With respect to the statute of limitations, we are persuaded that a Lopez
See footnote 2
hearing is mandated to determine when plaintiff discovered that she suffered a compensable
injury. N.J.S.A. 2A:14-2 requires that a personal injury claim be brought within two
years of the accrual of the cause of action. The discovery rule, however,
has been adopted to prevent harsh results from a mechanical application of the
statute of limitations. The discovery rule provides that:
in an appropriate case a cause of action will be held not to
accrue until the injured party discovers, or by an exercise of reasonable diligence
and intelligence should have discovered that he may have a basis for an
actionable claim.
[Lopez, supra, 62 N.J. at 272.]
The rationale underlying the discovery rule is that an injured person, unaware that
he has a cause of action, should [not] be denied his day in
court solely because of his ignorance, if he is otherwise blameless. Id. at
274. The discovery rule may be applicable when injured parties reasonably are unaware
that they have been injured, or, although aware of an injury, do not
know that the injury is attributable to the fault of another. Baird v.
Am. Med. Optics,
155 N.J. 54, 66 (1998).
To determine whether the discovery rule applies, a plenary hearing is necessary since
credibility is usually at issue. J.L. v. J.F.,
317 N.J. Super. 418, 429
(App. Div.), certif. denied,
158 N.J. 685 (1999); Lopez, supra, 62 N.J. at
275. The standard for application of the discovery rule is objective: whether the
plaintiff knew or should have known of sufficient facts to start the statute
of limitations running. Baird, supra, 155 N.J. at 72. A litigant will not
generally succeed by claiming illiteracy or lack of education. Martinez v. Cooper Hosp.-Univ.
Med. Ctr.,
163 N.J. 45, 55 (2000). A litigant should not be penalized,
however, for financial inability to seek a medical diagnosis and treatment in order
to establish a Portee claim.
At a Lopez hearing, the equitable claims of opposing parties must be identified,
evaluated and weighed and all relevant facts and circumstances must be considered. Lopez,
supra, 62 N.J. at 274, 276. The determinative factors may include, but are
not limited to,
the nature of the alleged injury, the availability of witnesses and written evidence,
the length of time that has elapsed since the alleged wrongdoing, whether the
delay has been to any extent deliberate or intentional, [and] whether the delay
may be said to have peculiarly or unusually prejudiced the defendant.
[Id. at 276.]
The trial judges determination that plaintiffs emotional distress claims accrued on the date
of the accident was erroneous under the circumstances.
See footnote 3
The accrual date can only
be determined after a plenary hearing at which all of the Lopez factors
must be taken into consideration, including plaintiffs testimony as to when she became
aware that she had a compensable injury. Baird, supra, 155 N.J. at 66.
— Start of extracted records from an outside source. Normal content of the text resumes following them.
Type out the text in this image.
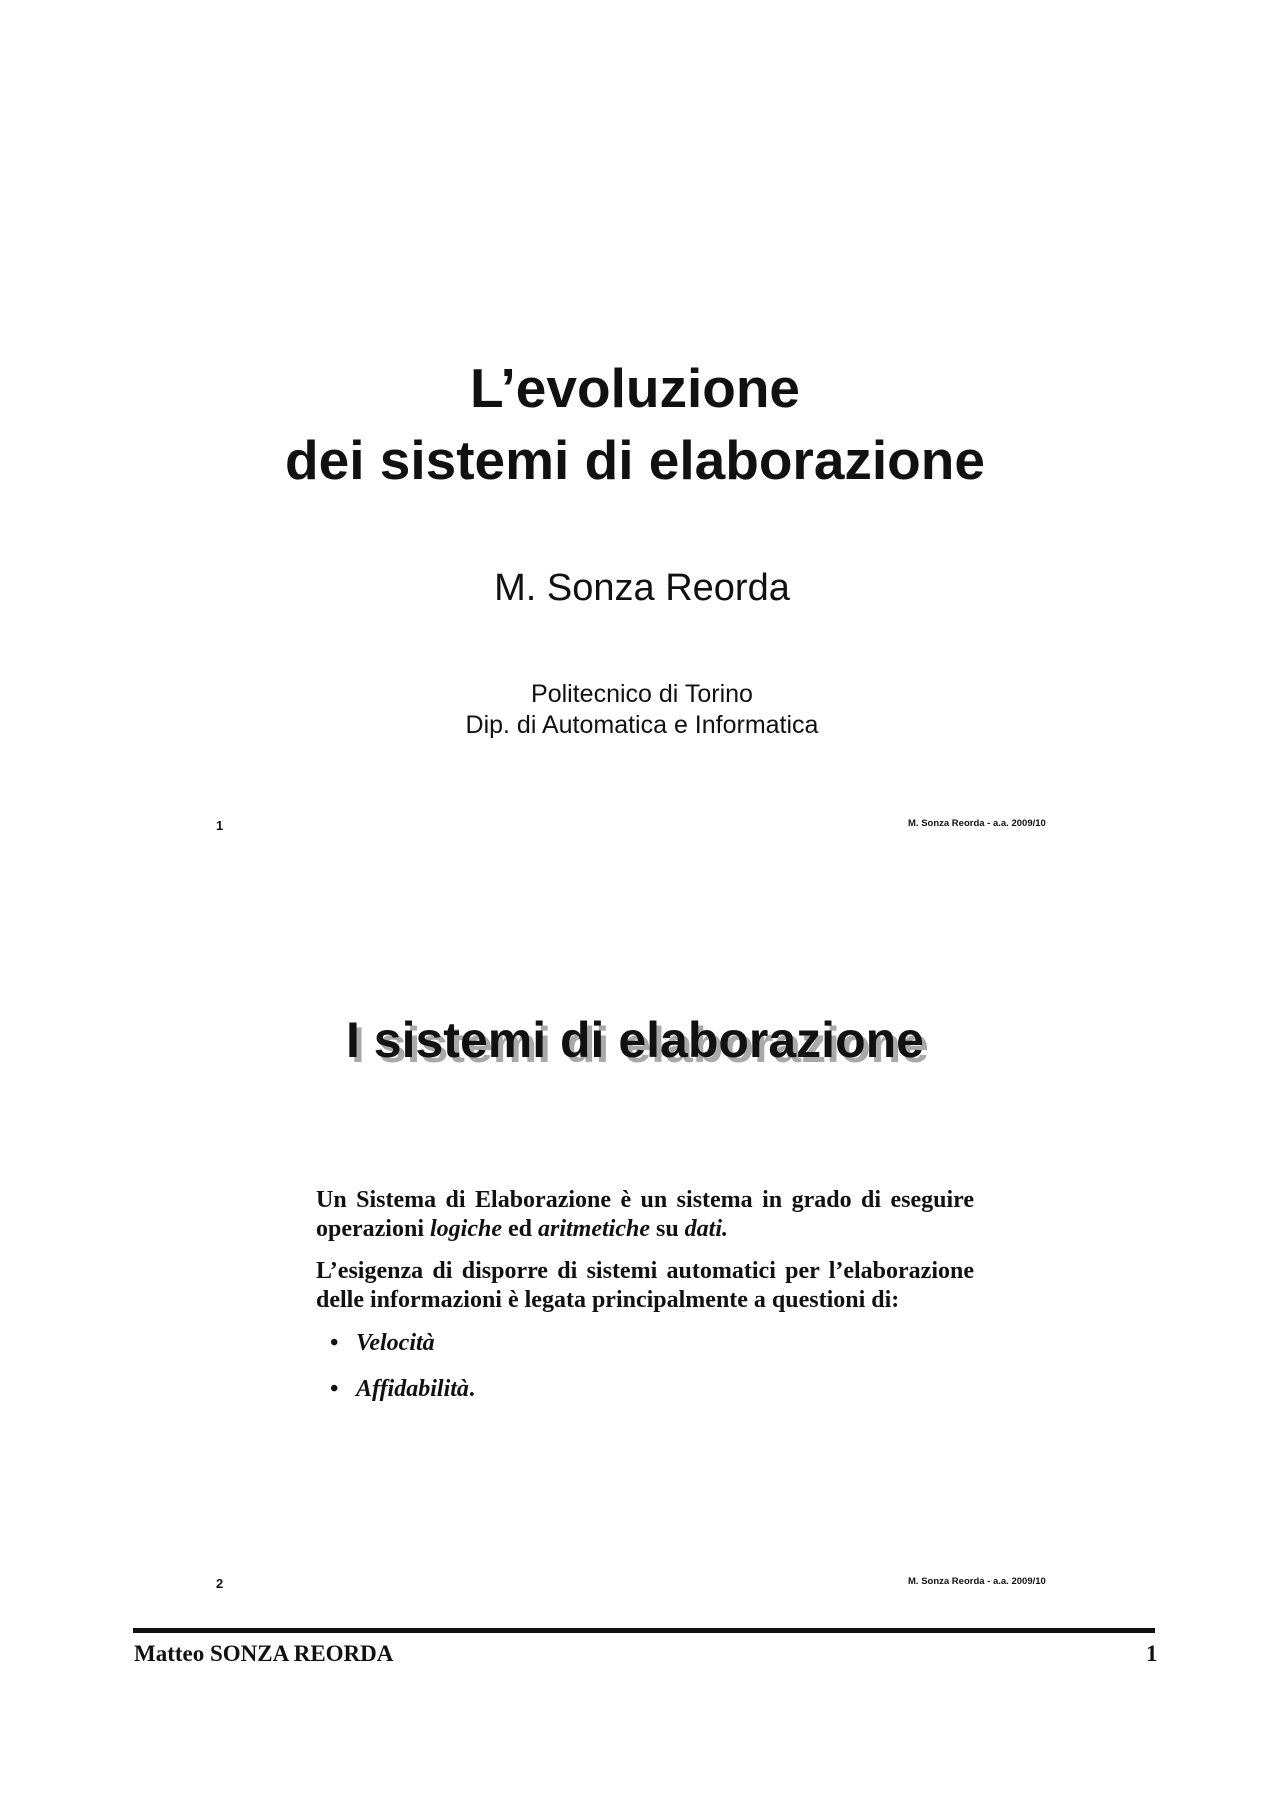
L’evoluzione
dei sistemi di elaborazione
M. Sonza Reorda
Politecnico di Torino
Dip. di Automatica e Informatica
1	M. Sonza Reorda - a.a. 2009/10
I sistemi di elaborazione

Un Sistema di Elaborazione è un sistema in grado di eseguire operazioni logiche ed aritmetiche su dati.

L’esigenza di disporre di sistemi automatici per l’elaborazione delle informazioni è legata principalmente a questioni di:

• Velocità
• Affidabilità.
2	M. Sonza Reorda - a.a. 2009/10
Matteo SONZA REORDA	1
Finally, the trial judge indicated that he was not going to determine whether
plaintiffs claims amounted to intentional or negligent infliction of emotional stress. His comment,
Maybe the Appellate Division is going to handle this thing, and maybe theyll
deal with it was unnecessary and gratuitous. Judges are not expected to make
determinations as to whether a claim is negligent or intentional. Plaintiff must elect
to proceed on one or both claims after discovery. Of course, she must
present evidence and carry her burden of proof with respect to either the
negligent or intentional claims.
To summarize our decision, we hold that under the circumstances presented, the trial
judge cannot make a determination as a matter of law that plaintiffs emotional
distress claims do not satisfy the Portee standard. We further hold that under
the circumstances presented, a Lopez hearing is required to determine when the statute
of limitations on the emotional distress claims accrued.
Reversed and remanded.
Footnote: 1
The complaint incorrectly designated Echad Leeds as a defendant.
Footnote: 2
Lopez v. Swyer,
62 N.J. 267 (1973).
Footnote: 3
Some authorities, including the National Institutes of Health and the PTSD Alliance
Resource Center, indicate that symptoms of post-traumatic stress disorder may not develop until
months or even years after the traumatic event.